Un chalutier s’approche très près de nous, à presque toucher notre coque, et le jeune capitaine nous tend un post-it plié en 4, en nous disant « puisque vous prenez des photos, ça serait cool si vous pouvez m’en envoyer quelques unes ! voilà mon adresse e-mail ! pour une fois que quelqu’un s’intéresse à notre pêche et qu’on peut montrer avec des images comment on travaille, ça serait super ». Je lui tends notre épuisette et il y dépose délicatement son petit papier, puis s’en va d’un coup d’accélérateur.

La matinée passe gentiment, on lève l’ancre et on reste dans les parages, pour observer tout ça. Vers 11h30, Hervé et Nathan (Le Rouge et Le Jaune à nouveau) partent en zozo pour faire des photos de plus près, et observer la scène sous un autre angle, pendant que Hugo et moi, sur Myriades, restons loin de l’arène pour ne pas déranger les pêcheurs. On n’a aucune idée de la manière dont ça va se passer.

Les chalutiers se positionnent plus ou moins proches des rives de la baie, semblent chercher le meilleur angle d’attaque, peut-être cherchent-ils encore à localiser au plus près les bancs de poissons … ? Ca semble clair en tout cas que les saumons continent à vouloir remonter vers la rivière au fond de la baie, et donc continent à s’amasser contre le filet qui ferme le fond de la baie.

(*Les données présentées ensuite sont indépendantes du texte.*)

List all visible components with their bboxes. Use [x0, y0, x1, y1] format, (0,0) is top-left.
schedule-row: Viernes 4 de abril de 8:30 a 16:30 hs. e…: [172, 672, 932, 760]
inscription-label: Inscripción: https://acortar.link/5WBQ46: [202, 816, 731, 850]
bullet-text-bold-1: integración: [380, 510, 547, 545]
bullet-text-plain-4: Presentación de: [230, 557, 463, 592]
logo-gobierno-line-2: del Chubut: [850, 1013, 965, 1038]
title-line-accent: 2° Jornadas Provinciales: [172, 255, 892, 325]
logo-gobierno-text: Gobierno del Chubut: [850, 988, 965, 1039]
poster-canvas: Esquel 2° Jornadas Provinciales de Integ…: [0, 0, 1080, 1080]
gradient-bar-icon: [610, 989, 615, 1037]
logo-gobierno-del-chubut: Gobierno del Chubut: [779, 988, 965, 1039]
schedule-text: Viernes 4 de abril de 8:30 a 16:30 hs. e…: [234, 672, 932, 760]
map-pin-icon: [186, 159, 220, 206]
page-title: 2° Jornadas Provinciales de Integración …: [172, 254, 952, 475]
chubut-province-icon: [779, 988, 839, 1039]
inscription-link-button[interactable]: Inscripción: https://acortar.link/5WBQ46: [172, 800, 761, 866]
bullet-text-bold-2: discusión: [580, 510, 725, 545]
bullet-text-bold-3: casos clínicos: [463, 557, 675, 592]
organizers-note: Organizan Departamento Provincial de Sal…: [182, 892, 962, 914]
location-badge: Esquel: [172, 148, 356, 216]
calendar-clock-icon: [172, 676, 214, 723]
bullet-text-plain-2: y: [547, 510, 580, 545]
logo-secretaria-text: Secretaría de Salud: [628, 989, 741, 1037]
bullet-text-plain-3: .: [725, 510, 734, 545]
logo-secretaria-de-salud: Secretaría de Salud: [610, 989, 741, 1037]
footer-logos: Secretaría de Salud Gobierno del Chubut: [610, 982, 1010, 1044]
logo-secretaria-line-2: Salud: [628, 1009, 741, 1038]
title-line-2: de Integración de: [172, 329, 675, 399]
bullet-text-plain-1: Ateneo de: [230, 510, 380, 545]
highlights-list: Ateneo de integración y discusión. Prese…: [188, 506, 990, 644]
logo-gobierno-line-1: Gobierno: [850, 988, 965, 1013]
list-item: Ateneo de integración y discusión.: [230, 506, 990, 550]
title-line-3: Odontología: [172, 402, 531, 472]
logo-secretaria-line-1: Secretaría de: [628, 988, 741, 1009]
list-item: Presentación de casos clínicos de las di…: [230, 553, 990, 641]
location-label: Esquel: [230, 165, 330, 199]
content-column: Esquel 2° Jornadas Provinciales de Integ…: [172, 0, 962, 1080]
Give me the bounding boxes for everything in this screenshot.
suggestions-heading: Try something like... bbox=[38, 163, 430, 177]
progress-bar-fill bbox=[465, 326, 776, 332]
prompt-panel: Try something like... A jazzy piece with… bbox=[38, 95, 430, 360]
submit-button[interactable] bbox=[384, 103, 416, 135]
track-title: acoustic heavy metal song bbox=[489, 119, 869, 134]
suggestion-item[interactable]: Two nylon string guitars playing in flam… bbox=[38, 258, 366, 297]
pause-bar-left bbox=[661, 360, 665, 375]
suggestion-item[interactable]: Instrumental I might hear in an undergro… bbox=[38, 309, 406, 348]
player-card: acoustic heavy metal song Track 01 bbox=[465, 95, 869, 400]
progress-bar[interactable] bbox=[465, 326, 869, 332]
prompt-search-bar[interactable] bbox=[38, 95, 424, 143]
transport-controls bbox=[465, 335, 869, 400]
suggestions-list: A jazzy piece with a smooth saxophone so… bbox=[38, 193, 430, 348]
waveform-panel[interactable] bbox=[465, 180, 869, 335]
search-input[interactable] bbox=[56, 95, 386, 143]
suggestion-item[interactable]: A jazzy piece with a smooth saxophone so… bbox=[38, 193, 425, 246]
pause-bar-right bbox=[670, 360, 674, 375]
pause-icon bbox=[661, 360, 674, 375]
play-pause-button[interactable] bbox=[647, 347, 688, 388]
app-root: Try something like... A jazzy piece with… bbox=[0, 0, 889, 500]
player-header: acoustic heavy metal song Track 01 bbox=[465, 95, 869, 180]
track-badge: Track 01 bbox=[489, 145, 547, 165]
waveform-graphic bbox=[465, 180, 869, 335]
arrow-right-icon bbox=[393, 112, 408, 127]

Donc de manière logique, les chalutiers devraient tenter de les rabattre contre ce long filet pour mieux les piéger dans les leurs …

Midi moins dix, on sent la tension grimper dans la baie, les moteurs sont bien chauds, les capitaines ont la conduite un peu plus nerveuse. Une dizaine de chalutiers près de la rive gauche, une dizaine près de la rive droite, quelques uns au milieu du plan d’eau, un peu plus au large, ils sont 23 à guetter les minutes s’égrainer.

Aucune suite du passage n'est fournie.